O processo aquecimento da Terra tem sido contínuo, mas oscilatório. O pico máximo da última glaciação (Wurm III) verificou-se há uns 18 a 20 mil anos atrás e os grandes glaciares do Norte da Europa, Canadá, EUA e Rússia com a imensa calote gelada do Antártico que cobria a zona do Cabo na África do Sul, a Patagónia e a Nova Zelândia com pedaços da Austrália despareceram praticamente há uns 8 mil anos, já no início das primeiras civilizações como a de Meroé no Alto Egipto. Mas isto não quer dizer que não se possam verificar anos muito frios, dado que naquelas regiões se surgirem períodos sem vento e nuvens, portanto, com céu claro, as temperaturas podem descer imenso e chegar aos -93ºC como foi medido por satélite numa região costeira da Sibéria. Todo o calor solar será refletido para o espaço e à superfície a temperatura desce.
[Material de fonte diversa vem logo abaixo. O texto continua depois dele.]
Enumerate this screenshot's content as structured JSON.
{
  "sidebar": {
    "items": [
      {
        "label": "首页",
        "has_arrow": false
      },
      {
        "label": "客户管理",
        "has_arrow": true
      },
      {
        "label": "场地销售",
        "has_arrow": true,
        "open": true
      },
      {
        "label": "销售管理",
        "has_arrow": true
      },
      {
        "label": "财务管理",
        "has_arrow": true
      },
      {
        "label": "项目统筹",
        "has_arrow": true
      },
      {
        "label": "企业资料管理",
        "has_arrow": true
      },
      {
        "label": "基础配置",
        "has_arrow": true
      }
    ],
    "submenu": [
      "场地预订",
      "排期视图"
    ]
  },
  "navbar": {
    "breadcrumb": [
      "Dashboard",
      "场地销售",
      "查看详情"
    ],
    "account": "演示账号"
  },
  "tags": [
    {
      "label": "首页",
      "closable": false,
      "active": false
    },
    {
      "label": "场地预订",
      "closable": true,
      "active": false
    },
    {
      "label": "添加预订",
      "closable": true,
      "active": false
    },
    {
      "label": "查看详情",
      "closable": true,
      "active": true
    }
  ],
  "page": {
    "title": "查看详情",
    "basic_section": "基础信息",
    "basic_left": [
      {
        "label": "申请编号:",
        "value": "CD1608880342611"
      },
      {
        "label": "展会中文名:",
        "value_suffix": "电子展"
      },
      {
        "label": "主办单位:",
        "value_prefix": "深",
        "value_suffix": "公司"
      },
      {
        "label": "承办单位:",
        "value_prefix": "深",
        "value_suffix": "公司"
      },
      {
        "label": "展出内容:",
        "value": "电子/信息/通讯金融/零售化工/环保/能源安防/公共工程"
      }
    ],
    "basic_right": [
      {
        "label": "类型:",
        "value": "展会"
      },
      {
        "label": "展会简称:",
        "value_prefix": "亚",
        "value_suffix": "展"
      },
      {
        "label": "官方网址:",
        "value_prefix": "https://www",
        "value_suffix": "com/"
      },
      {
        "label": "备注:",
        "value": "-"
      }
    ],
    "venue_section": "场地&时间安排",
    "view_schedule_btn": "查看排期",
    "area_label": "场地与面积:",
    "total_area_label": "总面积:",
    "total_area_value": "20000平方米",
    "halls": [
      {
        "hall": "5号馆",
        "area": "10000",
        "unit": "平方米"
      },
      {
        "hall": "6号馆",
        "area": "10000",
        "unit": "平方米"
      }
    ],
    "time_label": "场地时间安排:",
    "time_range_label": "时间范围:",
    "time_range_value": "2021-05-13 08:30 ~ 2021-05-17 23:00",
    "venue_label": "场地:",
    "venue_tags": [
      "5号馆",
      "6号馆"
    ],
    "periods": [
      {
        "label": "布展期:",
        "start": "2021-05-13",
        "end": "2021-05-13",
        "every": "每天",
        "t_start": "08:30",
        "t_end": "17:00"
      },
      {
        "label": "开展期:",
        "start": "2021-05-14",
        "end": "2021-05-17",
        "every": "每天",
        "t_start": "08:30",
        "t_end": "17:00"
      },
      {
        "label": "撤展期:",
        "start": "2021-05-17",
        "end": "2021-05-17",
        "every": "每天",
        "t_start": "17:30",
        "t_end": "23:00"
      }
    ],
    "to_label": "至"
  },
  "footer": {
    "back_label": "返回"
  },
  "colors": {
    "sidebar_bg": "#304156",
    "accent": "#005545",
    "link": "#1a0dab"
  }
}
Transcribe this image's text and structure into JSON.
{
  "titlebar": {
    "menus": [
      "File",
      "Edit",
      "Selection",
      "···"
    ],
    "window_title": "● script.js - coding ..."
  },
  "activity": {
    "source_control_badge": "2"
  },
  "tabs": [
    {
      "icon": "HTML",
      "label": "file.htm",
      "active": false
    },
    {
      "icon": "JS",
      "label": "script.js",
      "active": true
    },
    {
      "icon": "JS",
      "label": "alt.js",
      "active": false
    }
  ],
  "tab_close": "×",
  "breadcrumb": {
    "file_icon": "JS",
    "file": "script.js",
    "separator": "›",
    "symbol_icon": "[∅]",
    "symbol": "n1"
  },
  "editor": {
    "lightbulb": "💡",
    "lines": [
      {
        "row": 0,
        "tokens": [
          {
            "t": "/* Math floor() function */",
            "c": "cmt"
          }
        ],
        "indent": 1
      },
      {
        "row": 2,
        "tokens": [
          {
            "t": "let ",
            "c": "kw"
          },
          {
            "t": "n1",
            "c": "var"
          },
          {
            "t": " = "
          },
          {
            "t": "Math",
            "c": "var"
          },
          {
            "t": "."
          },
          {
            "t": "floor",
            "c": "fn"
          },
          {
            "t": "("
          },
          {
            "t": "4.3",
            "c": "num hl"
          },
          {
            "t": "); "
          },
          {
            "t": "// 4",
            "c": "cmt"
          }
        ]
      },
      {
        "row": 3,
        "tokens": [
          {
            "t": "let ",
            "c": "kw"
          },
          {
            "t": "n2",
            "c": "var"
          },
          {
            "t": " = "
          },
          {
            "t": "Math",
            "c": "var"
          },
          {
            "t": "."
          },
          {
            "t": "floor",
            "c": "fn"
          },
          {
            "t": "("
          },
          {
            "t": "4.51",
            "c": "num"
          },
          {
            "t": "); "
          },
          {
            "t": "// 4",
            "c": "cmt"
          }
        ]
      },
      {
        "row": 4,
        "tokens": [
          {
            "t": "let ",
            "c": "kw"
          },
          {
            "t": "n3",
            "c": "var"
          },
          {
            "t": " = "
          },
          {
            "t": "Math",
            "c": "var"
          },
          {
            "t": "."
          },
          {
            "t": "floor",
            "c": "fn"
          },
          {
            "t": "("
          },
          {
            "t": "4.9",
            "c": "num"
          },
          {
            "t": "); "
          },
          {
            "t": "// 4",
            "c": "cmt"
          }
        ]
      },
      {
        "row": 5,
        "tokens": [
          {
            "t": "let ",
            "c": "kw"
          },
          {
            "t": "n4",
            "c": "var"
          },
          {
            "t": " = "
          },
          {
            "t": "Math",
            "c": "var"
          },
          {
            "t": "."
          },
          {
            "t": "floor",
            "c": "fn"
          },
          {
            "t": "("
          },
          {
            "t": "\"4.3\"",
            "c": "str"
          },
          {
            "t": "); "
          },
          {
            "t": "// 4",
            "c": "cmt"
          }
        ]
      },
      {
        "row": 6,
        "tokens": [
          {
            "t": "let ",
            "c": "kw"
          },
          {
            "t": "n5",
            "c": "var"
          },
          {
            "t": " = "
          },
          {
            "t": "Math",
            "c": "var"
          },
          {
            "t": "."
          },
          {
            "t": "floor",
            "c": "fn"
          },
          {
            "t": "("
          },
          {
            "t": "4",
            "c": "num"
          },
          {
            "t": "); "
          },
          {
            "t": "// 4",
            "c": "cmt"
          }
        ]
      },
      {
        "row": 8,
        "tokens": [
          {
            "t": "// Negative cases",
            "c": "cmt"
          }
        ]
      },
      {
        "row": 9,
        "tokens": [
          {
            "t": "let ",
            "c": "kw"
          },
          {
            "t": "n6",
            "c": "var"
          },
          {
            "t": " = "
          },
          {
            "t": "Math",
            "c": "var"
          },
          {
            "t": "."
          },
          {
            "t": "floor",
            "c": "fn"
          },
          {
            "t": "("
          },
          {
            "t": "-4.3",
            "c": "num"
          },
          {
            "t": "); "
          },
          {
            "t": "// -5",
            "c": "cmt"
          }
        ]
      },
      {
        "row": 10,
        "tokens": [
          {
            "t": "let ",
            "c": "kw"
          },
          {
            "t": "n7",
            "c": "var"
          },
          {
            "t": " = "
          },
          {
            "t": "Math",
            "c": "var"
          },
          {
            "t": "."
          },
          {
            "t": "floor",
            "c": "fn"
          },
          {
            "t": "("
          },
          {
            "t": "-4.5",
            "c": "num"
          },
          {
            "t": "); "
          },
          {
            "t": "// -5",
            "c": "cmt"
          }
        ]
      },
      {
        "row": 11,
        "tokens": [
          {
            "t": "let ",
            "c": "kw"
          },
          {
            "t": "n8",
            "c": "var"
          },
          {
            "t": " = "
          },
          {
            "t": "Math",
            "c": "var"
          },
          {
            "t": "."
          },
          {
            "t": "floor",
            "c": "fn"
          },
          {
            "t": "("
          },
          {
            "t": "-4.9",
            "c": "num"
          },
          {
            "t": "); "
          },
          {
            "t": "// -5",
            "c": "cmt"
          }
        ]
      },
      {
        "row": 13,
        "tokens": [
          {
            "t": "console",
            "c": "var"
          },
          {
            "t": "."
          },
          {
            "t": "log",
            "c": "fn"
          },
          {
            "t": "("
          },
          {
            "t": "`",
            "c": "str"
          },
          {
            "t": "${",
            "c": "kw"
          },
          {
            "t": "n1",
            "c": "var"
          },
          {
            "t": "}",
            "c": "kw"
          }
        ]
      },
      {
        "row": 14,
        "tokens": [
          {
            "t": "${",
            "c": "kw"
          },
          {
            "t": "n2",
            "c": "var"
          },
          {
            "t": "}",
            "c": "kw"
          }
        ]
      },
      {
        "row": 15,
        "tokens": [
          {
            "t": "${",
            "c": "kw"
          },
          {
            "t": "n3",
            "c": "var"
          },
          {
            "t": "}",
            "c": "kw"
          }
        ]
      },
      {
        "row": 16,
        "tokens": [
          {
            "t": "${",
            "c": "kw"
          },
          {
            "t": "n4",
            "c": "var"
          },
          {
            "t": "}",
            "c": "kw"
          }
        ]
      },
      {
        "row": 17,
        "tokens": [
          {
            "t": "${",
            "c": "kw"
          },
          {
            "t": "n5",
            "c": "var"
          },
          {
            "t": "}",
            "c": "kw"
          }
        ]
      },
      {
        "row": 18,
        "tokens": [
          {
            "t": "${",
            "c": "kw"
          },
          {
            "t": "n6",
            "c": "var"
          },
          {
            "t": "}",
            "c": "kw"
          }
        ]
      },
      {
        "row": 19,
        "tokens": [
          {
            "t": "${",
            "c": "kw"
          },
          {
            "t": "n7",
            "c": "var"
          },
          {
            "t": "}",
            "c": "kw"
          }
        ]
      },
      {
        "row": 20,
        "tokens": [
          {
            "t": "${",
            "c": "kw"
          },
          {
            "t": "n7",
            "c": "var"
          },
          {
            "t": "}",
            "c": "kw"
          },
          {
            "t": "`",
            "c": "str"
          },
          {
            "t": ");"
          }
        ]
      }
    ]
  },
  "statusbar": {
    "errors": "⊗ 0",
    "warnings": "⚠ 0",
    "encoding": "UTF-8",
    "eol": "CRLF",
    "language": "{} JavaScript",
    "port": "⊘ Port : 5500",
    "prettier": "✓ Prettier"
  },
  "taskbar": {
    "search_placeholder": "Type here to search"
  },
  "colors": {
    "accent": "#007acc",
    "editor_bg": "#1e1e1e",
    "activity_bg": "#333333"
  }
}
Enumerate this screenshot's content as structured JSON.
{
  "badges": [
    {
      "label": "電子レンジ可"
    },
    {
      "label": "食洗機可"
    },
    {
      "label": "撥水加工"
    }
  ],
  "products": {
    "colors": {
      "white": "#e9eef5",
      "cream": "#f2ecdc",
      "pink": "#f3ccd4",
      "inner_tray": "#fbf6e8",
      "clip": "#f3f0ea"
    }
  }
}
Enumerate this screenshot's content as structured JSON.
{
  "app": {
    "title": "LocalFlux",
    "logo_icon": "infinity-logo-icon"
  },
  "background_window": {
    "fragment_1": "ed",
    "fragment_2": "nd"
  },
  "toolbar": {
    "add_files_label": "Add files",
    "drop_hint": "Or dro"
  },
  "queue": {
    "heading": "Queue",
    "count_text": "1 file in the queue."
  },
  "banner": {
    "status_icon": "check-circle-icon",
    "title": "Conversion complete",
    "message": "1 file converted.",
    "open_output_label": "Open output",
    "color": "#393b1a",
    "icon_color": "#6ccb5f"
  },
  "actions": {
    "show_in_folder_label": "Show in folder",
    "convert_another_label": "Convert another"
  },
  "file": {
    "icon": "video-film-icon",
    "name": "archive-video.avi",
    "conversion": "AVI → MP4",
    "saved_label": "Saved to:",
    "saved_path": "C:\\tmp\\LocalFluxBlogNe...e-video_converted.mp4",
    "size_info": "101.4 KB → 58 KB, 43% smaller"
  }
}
Russos e chineses sentem-se cada vez mais satisfeitos com o aparente aquecimento global do Oceano Glacial Ártico. Para os chineses, a rota do Ártico resolve em parte o problema do Estreito de Malaca, sempre “engarrafado de navios” e enublado pelas nuvens de “smog” provenientes das queimadas feitas pelos barões do óleo de Palma na ilha de Sumatra. Os chineses da gigantesca Cosco Shipping Company pensam não só na navegação para a Europa, mas também para os EUA, pelas rotas de noroeste e nordeste, havendo ainda a chamada rota central mais distante da costa siberiana, mas só aberta em Agosto e mais suscetível de encontrar alguns blocos grandes de gelo. No passado verão, um navio concebido para vários tipos de cargas de 19.461 toneladas navegou do porto chinês de Dalian para Rotterdam em 33 dias. Percorreu 7.600 milhas ou 14 mil quilómetros. A rota ártica propriamente dita ao longo das costas siberianas tem 2.936 milhas náuticas (5.435 km). De acordo com os chineses, a nova rota vai desenvolver os portos do Norte da China, nomeadamente da Manchúria onde existem cidades industriais em grande número. Saliente-se que 90% das exportações chinesas utilizam a via marítima

Os navios navegam perto de costas de permafrost desabitadas contendo debaixo da terra gelada os maiores reservatórios do Mundo de gás natural, cerca de 237 biliões de toneladas de gás e mais de 66 mil biliões europeus de barris de petróleo.

 

A meio caminha entre o Estreito de Behring e o norte da Noruega, os russos estão a investir 15 mil milhões de euros na construção do porto de Sabetta na península de Jamal para o embarque de gás natural liquefeito e exploração do mesmo. O gás natural é arrefecido a -160ºC, o que permite reduzir o seu volume para 1/600. Para já, a poderosa Gazprom contabilizou um gigantesco prejuízo devido à queda nos preços do gás natural, pois os EUA também descobriram grandes jazidas de gás natural e até de petróleo, estando também a exportar. Os preços dos navios de transporte de gás estão a subir muito e, bem assim, os respetivos fretes. Os novos navios em construção na China só vão navegar a partir de 2015.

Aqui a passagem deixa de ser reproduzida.